Redis is a super fast, in-memory, advanced key-value store capable of lightning quick operations. While it is commonly used for tasks such as caching, realtime leaderboards, analytics, and similar, in this post I am going to explain how you can use redis for storing and efficiently querying millions of objects.
Let’s say we have a Car object that has some properties like “make”, “model”, “color”, “topSpeed”, and “manufactureDate”. We can store this in a redis hash key quite easily:
redis 127.0.0.1:6379> HMSET cars:1 make Ferrari model 458 color red topSpeed 202mph OK
Finding Objects by its id
Notice that we’ve used
cars:1 as the key; in this case
1 is a unique identifier. It’s up to the application to maintain unique ids (Hint: You could use the INCR command for id generation). So to look up a car by it’s id, simply do
redis 127.0.0.1:6379> HGETALL cars:1
But what happens when you want to find all cars made by Ferrari? Here’s where the application code becomes a little more complicated. Since you cannot query on properties of a hash key, you have to manually build and maintain “indexes”. For the purpose of this post an “index” is a key where the name is comprised of a concatenation of the property name and a value, (e.g.

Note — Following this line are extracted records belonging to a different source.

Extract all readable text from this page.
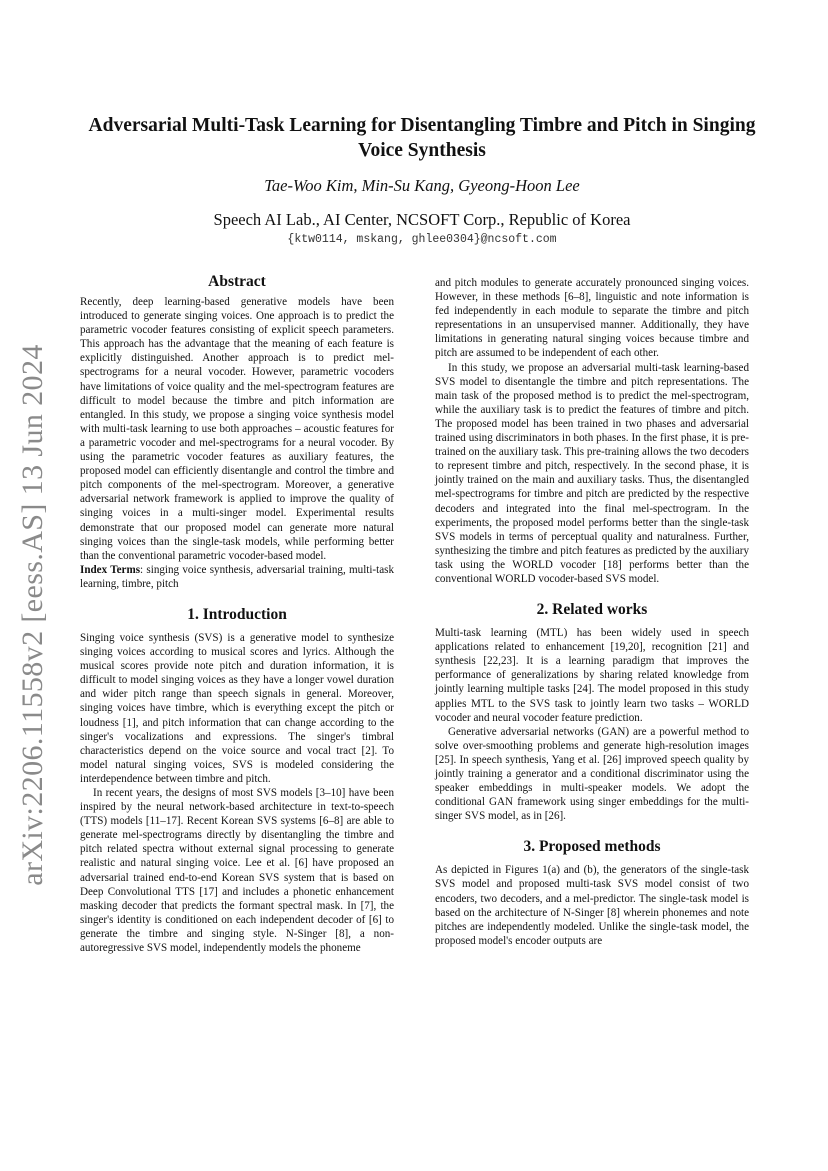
arXiv:2206.11558v2 [eess.AS] 13 Jun 2024
Adversarial Multi-Task Learning for Disentangling Timbre and Pitch in Singing Voice Synthesis

Tae-Woo Kim, Min-Su Kang, Gyeong-Hoon Lee

Speech AI Lab., AI Center, NCSOFT Corp., Republic of Korea

{ktw0114, mskang, ghlee0304}@ncsoft.com

Abstract

Recently, deep learning-based generative models have been introduced to generate singing voices. One approach is to predict the parametric vocoder features consisting of explicit speech parameters. This approach has the advantage that the meaning of each feature is explicitly distinguished. Another approach is to predict mel-spectrograms for a neural vocoder. However, parametric vocoders have limitations of voice quality and the mel-spectrogram features are difficult to model because the timbre and pitch information are entangled. In this study, we propose a singing voice synthesis model with multi-task learning to use both approaches – acoustic features for a parametric vocoder and mel-spectrograms for a neural vocoder. By using the parametric vocoder features as auxiliary features, the proposed model can efficiently disentangle and control the timbre and pitch components of the mel-spectrogram. Moreover, a generative adversarial network framework is applied to improve the quality of singing voices in a multi-singer model. Experimental results demonstrate that our proposed model can generate more natural singing voices than the single-task models, while performing better than the conventional parametric vocoder-based model.

Index Terms: singing voice synthesis, adversarial training, multi-task learning, timbre, pitch

1. Introduction

Singing voice synthesis (SVS) is a generative model to synthesize singing voices according to musical scores and lyrics. Although the musical scores provide note pitch and duration information, it is difficult to model singing voices as they have a longer vowel duration and wider pitch range than speech signals in general. Moreover, singing voices have timbre, which is everything except the pitch or loudness [1], and pitch information that can change according to the singer's vocalizations and expressions. The singer's timbral characteristics depend on the voice source and vocal tract [2]. To model natural singing voices, SVS is modeled considering the interdependence between timbre and pitch.

In recent years, the designs of most SVS models [3–10] have been inspired by the neural network-based architecture in text-to-speech (TTS) models [11–17]. Recent Korean SVS systems [6–8] are able to generate mel-spectrograms directly by disentangling the timbre and pitch related spectra without external signal processing to generate realistic and natural singing voice. Lee et al. [6] have proposed an adversarial trained end-to-end Korean SVS system that is based on Deep Convolutional TTS [17] and includes a phonetic enhancement masking decoder that predicts the formant spectral mask. In [7], the singer's identity is conditioned on each independent decoder of [6] to generate the timbre and singing style. N-Singer [8], a non-autoregressive SVS model, independently models the phoneme

and pitch modules to generate accurately pronounced singing voices. However, in these methods [6–8], linguistic and note information is fed independently in each module to separate the timbre and pitch representations in an unsupervised manner. Additionally, they have limitations in generating natural singing voices because timbre and pitch are assumed to be independent of each other.

In this study, we propose an adversarial multi-task learning-based SVS model to disentangle the timbre and pitch representations. The main task of the proposed method is to predict the mel-spectrogram, while the auxiliary task is to predict the features of timbre and pitch. The proposed model has been trained in two phases and adversarial trained using discriminators in both phases. In the first phase, it is pre-trained on the auxiliary task. This pre-training allows the two decoders to represent timbre and pitch, respectively. In the second phase, it is jointly trained on the main and auxiliary tasks. Thus, the disentangled mel-spectrograms for timbre and pitch are predicted by the respective decoders and integrated into the final mel-spectrogram. In the experiments, the proposed model performs better than the single-task SVS models in terms of perceptual quality and naturalness. Further, synthesizing the timbre and pitch features as predicted by the auxiliary task using the WORLD vocoder [18] performs better than the conventional WORLD vocoder-based SVS model.

2. Related works

Multi-task learning (MTL) has been widely used in speech applications related to enhancement [19,20], recognition [21] and synthesis [22,23]. It is a learning paradigm that improves the performance of generalizations by sharing related knowledge from jointly learning multiple tasks [24]. The model proposed in this study applies MTL to the SVS task to jointly learn two tasks – WORLD vocoder and neural vocoder feature prediction.

Generative adversarial networks (GAN) are a powerful method to solve over-smoothing problems and generate high-resolution images [25]. In speech synthesis, Yang et al. [26] improved speech quality by jointly training a generator and a conditional discriminator using the speaker embeddings in multi-speaker models. We adopt the conditional GAN framework using singer embeddings for the multi-singer SVS model, as in [26].

3. Proposed methods

As depicted in Figures 1(a) and (b), the generators of the single-task SVS model and proposed multi-task SVS model consist of two encoders, two decoders, and a mel-predictor. The single-task model is based on the architecture of N-Singer [8] wherein phonemes and note pitches are independently modeled. Unlike the single-task model, the proposed model's encoder outputs are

make:Ferrari) and whose value is a set containing ids of objects that match the property and value indicated by the key name. For example, the key
cars:Porsche would contain a set of ids of all cars whose make is Porsche. This means anywhere in your application where you save your object, you must update the index keys accordingly:
redis 127.0.0.1:6379> HMSET cars:1 make Ferrari model 458 color red topSpeed 202mph OK redis 127.0.0.1> SADD make:Ferrari 1 (integer) 1
Finding all cars whose make is Ferrari is as simple as this:
redis 127.0.0.1:6379> SMEMBERS make:Ferrari
Finding Objects matching multiple criteria
Now that there are index keys for the queryable properties, we can filter using multiple criteria with the redis commands
To find all Ferraris that are yellow, we would intersect the sets
redis 127.0.0.1:6379> SINTER make:Ferrari color:Yellow
To find all yellow cars that are either Ferrari or Porsche:
redis 127.0.0.1:6379> SUNION make:Ferrari make:Porsche color:Yellow
Querying based on a range such as a date gets a little trickier. We can accomplish this with redis sorted sets. A sorted set is simply a set where each element has a score by which it is sorted. If we wanted to be able to find cars using their manufacture date, we need to store the ids in a sorted set with the manufacture date timsestamp as the score:
redis 127.0.0.1:6379> HMSET cars:1 make Ferrari model 458 color red topSpeed 202mph manufactureDate 1389772800 OK redis 127.0.0.1:6379> ZADD manufacture_date 1389772800 "1" (integer) 1 redis 127.0.0.1:6379> HMSET cars:2 make Porsche model Carrera color black topSpeed 179mph manufactureDate 1391212800 OK redis 127.0.0.1:6379> ZADD manufacture_date 1391212800 "2" (integer) 1
And then to query for cars manufactured between January 1st, 2014 and January 31st, 2014:
redis 127.0.0.1:6379> ZRANGEBYSCORE manufacture_date 1388534400 1391212799 1) "1"
Mixing Criteria Types
We’ve seen that finding objects matching multiple criteria is as simple as performing an intersection or union of the appropriate set keys. But what if the query includes a range element, such as red cars manufactured during January? We just need to compute the intersection of the
manufacture_date key; here we use the ZINTERSTORE command which operates on both sets and sorted sets:
redis 127.0.0.1:6379> ZINTERSTORE tmpkey 2 color:red manufacture_date AGGREGATE MAX
Now we can pull out the range we want just as if we were working with the sorted set key in the previous example:
redis 127.0.0.1:6379> ZRANGEBYSCORE tmpkey 1388534400 1391212799
Although redis is “just” a key-value store, it can be an efficient tool for use as a primary database at scale. (There are a few configurable strategies for how and when data is flushed to disk, but this is outside the scope of this post. You can read about redis persistence here). Querying is efficiently done using built in intersection and union functions. There are all the benefits of a schemaless database. So no columns to add or indexes to rebuild when adding new data points. Intersecting more sets (more complex queries) does not result in an exponentially longer query time. One caveat, though, is that redis is single-threaded, and these commands are blocking operations. So while most operations are quick, when dealing with sets that contain millions of records, you could end up blocking all operations while the intersections are performed. This could be trivially solved by reading from a slave replica.